Effect of Tire Pressure on Fuel Economy 


A November 2012 study by National Highway Traffic Safety Administration (NHTSA) revealed that every 1% decrease in tire pressure correlates to a 0.3% reduction in fuel economy. While that might not seem like a lot, it can add up to big bucks when it comes to money spent at the pump. You will be surprised to learn the fact that on average only 17% of vehicles on the road have all four tires properly inflated. On another hand, a properly inflated tire improves gas mileage by around 3.3% per gallon.

Let’s explore these facts further by taking an example of a typical sedan with a recommended tire pressure of 32 PSI and a rated fuel economy of 25 MPG. 

Tires naturally lose 1 - 2 PSI every month. If the driver of this car goes 1 month without checking the tire pressure, the resulting fuel economy on average will drop to 23.1 MPG. 

Similarly, the temperature drop of 50 degrees F from summer to winter, translates to about 5 PSI underinflation. When combine with the extra rolling resistance in winter weather, the fuel economy will reduce to 20.3 MPG. If we consider a gas price at $3.5 per gallon and annual mileage of 13K miles, then from a 5 PSI underinflation the driver is losing $56 in gas, in 6 months. 

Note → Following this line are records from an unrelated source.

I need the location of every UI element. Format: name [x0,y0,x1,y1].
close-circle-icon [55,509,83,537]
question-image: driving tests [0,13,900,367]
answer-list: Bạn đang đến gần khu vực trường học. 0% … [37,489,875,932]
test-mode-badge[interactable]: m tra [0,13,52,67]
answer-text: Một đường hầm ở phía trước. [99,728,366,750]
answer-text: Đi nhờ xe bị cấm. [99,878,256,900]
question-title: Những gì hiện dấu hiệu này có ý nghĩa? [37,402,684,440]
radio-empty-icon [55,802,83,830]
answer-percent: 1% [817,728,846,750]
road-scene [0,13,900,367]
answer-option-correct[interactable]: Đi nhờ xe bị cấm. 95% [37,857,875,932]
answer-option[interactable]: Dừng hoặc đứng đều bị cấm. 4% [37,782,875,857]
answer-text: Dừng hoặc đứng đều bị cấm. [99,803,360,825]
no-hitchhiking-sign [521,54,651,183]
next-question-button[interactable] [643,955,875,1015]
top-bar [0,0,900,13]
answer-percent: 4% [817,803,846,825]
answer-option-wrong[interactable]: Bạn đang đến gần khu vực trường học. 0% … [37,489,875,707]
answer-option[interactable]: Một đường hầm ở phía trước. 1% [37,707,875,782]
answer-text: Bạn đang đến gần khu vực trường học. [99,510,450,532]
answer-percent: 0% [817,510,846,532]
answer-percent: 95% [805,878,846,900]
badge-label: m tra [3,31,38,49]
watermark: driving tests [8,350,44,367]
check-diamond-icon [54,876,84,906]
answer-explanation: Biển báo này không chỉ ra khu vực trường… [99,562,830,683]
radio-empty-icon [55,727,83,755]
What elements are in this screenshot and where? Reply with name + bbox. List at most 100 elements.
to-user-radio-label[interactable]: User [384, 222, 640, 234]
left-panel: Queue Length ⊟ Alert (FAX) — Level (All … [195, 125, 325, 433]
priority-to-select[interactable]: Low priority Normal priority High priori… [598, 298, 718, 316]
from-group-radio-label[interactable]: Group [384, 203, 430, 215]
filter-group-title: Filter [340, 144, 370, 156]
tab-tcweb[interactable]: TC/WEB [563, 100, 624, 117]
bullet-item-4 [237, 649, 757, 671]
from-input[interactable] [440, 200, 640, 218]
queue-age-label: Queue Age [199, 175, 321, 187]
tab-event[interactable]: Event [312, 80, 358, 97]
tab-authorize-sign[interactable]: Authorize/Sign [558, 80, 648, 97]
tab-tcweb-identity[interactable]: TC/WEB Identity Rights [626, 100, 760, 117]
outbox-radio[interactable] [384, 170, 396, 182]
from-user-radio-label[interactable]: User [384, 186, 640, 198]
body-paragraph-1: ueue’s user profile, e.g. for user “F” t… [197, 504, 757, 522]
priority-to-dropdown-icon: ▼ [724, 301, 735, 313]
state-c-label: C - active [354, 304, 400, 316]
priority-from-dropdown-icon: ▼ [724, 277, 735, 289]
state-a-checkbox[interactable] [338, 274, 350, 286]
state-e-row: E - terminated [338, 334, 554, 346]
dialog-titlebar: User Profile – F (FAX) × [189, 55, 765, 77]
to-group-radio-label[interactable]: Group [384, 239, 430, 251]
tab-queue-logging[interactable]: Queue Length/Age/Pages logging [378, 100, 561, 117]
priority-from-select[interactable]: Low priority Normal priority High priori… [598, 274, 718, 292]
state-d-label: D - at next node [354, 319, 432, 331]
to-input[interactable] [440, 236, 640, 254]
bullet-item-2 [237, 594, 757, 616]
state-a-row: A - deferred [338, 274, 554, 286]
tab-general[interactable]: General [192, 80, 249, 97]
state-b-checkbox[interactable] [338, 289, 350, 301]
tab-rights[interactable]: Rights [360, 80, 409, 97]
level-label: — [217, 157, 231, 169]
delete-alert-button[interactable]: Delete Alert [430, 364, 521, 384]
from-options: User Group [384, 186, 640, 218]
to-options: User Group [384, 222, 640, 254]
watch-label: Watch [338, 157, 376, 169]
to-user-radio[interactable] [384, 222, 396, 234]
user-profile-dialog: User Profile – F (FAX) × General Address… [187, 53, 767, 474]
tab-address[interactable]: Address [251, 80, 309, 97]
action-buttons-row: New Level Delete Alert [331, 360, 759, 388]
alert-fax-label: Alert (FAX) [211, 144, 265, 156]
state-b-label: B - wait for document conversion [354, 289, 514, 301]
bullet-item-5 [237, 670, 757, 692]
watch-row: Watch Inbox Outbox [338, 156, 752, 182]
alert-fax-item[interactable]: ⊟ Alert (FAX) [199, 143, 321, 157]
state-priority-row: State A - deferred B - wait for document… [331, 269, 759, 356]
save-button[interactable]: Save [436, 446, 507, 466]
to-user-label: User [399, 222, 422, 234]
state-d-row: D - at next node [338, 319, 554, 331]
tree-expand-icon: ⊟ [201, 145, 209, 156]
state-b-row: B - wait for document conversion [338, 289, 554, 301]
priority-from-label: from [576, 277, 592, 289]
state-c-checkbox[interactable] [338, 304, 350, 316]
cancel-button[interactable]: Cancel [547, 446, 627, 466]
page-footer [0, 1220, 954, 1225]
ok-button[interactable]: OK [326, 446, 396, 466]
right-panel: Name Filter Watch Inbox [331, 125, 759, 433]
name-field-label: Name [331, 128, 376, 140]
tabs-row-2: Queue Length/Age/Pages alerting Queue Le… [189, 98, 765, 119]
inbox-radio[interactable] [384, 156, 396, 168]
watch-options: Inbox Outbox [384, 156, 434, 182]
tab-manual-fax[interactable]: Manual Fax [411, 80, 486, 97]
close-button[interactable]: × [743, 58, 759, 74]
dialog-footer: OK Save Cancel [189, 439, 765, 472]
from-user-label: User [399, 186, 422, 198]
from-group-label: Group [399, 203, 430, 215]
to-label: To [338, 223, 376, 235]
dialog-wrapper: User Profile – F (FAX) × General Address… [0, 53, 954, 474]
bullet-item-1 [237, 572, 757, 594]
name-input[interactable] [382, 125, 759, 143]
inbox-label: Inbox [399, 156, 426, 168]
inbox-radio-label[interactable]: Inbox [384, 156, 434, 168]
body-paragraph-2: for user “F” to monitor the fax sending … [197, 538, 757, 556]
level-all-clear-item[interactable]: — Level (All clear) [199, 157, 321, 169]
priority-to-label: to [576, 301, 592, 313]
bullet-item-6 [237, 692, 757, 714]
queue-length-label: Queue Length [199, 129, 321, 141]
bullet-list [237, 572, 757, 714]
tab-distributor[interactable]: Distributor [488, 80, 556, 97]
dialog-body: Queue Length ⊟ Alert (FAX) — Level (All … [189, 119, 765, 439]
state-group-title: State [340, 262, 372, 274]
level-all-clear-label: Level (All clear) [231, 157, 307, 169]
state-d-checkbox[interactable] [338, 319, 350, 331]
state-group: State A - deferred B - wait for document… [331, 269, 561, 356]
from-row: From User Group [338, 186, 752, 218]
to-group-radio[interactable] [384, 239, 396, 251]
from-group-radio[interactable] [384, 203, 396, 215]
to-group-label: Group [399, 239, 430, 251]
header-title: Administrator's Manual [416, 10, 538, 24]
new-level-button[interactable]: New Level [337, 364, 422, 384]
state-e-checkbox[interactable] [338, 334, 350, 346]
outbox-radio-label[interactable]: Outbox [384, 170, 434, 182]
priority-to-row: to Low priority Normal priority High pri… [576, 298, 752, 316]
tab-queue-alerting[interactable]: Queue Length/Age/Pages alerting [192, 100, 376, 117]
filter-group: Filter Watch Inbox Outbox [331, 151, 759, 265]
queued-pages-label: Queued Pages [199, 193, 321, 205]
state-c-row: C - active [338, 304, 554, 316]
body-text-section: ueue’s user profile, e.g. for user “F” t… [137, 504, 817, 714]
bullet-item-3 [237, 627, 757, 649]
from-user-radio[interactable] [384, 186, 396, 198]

Effect of Tire Pressure on Tire Warranty Miles 


Now you might be wondering how tire pressure can impact a tire’s warranty miles? Well, we know that improper tire pressure wears down the tire rubber at a faster rate. The pattern of tread wear depends on whether the tire is underinflated or overinflated. When the tire is underinflated, the weight of the vehicle is put on the shoulders of the tire. Driving for too long with underinflated tires results in excessive tire shoulder wear. Similarly, the overinflated tire bulges the center tread and puts all weight of the vehicle at the center area. This, as a result, causes the center area to wear out faster. 

Every tire has a tire mileage warranty defined by the tire manufacturers. That means you will get the optimum performance from the tire throughout the defined tire mileage before it reaches the final 2/32nd of the tread. Such warranty is only valid when the tire is worn evenly. Improper wear of tires from underinflation and overinflation results in losing these valuable miles and also your possibility of getting a refund from the manufacturer in the event of a premature failure. 

For more insight, let's take a vehicle that is driven on an average of 13K miles per year and has a 50K warranty miles on the tires by the manufacturer. An underinflation of about 3 PSI in a tire for a year's time will translate to 155 warranty miles loss for each tire. Combined with road conditions and driving style, this number will translate to way more. 

Cerebrum mobile application tracks your tire's current pressure, along with other metrics, and provides you with a simple ‘Cost of Inefficiency’ screen (This includes the cost of excessive gasoline usage and cost of tire mileage loss) and ‘Warranty miles loss’ screen. Such metrics teach the user to maintain the health of their tires and get the most out of their bucks.